Bringing about a change in the education is no mean task, but every little step counts. And Neha Swain, who was recently awarded Queen’s Young Leaders Award in Buckingham Palace by the British monarch, has already taken several in this direction. She talks about her NGO Rubaroo in Hyderabad, which aims to make education accessible to one and all, regardless of their socio-economic background…


Tell us all about NGO Rubaroo.

Rubaroo was known as Pravah Pahal in 2013. It became Rubaroo in 2014. We work along with education institutions, schools as well as colleges. We organise experiential leadership workshops, aimed at motivating the youngsters explore their leadership potential that can usher a social change. The workshops are weaved around the needs of the younger population, keeping in mind their social backgrounds. We intend to reach out to as many youngsters as possible who do not have equal access to opportunity. We raise funds so those from weak socio-economic and diverse backgrounds can also have an access to leadership training programs. We have also roped in teachers to participate in this movement. We provide training to them on how to make classrooms more creative at a low cost. The training entails coaching them about creating creative classrooms at low cost or without any cost. We also guide them on creating classrooms sans discrimination. We motivate them to become teachers who empathise with all their students.


What is the vision of Rubaroo?

It strives to ‘Create an inclusive, just, and equitable world where individuals transcend boundaries through a genuine engagement with the self and society’. In the next three years, we intend to reach out to as many as 5000 youth. We also want to expand our network by building a dynamic team of 15 and spreading out to other states.


Tell us about the challenges involved in having an education system built around the principle of social inclusion.

Although education is accessible in India, making it actually available to all is a challenge, given their social realities. In a Developing Nation like ours, quality education is truly a privilege. Inclusion does not include just those from weaker socio-economic backgrounds, but engaging diverse learners, irrepstive of gener, disabilities or interests or mindset. genders,disabilities, view points and interests in classrooms.


There are reservations aimed at inclusion, but we are yet to work on making each other feel included.
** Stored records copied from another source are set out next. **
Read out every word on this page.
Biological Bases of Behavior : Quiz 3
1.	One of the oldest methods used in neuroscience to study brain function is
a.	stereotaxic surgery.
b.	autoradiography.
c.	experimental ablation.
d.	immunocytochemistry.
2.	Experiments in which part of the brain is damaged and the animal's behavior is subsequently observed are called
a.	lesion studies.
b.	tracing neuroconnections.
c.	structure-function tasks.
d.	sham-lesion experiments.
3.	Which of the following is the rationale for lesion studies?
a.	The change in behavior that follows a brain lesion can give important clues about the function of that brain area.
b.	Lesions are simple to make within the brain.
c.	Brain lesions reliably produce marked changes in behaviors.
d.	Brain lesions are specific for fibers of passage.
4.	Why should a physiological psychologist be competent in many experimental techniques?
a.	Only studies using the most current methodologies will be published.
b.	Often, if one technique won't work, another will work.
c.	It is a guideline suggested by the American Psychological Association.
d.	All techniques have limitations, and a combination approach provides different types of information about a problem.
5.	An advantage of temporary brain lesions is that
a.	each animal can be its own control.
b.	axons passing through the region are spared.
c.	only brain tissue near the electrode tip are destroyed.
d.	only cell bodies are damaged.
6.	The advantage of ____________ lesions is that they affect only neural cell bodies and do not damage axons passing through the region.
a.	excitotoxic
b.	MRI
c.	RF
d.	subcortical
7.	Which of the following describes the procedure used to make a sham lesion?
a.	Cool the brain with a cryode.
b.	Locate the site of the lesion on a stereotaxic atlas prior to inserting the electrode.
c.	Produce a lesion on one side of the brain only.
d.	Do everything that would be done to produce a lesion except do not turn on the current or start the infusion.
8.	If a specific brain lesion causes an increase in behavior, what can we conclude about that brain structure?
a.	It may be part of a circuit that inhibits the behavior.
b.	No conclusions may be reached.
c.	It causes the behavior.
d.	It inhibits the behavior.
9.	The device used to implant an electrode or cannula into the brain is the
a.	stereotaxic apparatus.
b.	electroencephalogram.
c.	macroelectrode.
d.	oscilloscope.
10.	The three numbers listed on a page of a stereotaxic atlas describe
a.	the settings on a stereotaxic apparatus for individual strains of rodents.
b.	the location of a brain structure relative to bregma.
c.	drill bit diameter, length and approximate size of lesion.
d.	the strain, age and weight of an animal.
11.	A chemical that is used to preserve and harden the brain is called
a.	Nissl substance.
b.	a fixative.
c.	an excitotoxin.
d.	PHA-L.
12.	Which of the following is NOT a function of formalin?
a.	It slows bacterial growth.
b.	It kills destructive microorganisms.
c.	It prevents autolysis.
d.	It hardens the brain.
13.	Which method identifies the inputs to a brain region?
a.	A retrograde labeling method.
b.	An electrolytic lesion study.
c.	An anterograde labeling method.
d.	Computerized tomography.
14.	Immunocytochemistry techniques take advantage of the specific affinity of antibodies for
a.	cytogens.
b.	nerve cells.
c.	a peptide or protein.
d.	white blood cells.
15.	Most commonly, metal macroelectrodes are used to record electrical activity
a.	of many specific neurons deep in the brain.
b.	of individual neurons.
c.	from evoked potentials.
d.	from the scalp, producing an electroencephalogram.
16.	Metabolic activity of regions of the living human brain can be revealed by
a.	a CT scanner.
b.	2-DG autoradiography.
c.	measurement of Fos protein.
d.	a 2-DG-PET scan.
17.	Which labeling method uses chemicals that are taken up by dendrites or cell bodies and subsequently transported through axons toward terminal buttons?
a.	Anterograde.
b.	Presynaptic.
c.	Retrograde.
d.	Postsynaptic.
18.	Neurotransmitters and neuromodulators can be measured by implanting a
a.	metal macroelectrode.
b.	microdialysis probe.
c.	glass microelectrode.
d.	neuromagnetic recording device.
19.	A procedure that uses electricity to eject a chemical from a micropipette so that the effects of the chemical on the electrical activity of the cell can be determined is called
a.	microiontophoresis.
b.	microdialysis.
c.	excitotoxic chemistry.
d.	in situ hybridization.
Children who seek admission through reserved quota still face discrimination at various levels or are not treated at par with other students. Inclusion is therefore, also an emotion. At Rubaroo, we are devoted to building this emotion; the emotion of respect and tolerance, regardless of identity.


Neha Swain goes on to make several invaluable suggestions that can uplift the face of Indian education system like never before. An insight into some of these inputs…

  • Classrooms should be about exploring and discovering the potential of each student. Besides, they should be free of all forms of discrimination.
  • Life skills should be imparted in classrooms as well. These skills are important to face the real world. It is these skills that also make us better human beings.
  • It is important to understand that every individual has his or her own capabilities and interests. It is important to bring out this potential and exploit it optimally. Education should not raise individuals who are clones of one another, devoid of their unique aspects.
  • Last but not the least, Rubaroo could achieve its goals because it believes in challenging the norms. I feel it is important to do that.


Speaking Tree congratulates Neha Swain on her noble achievement and fully supports her views on universalizing education.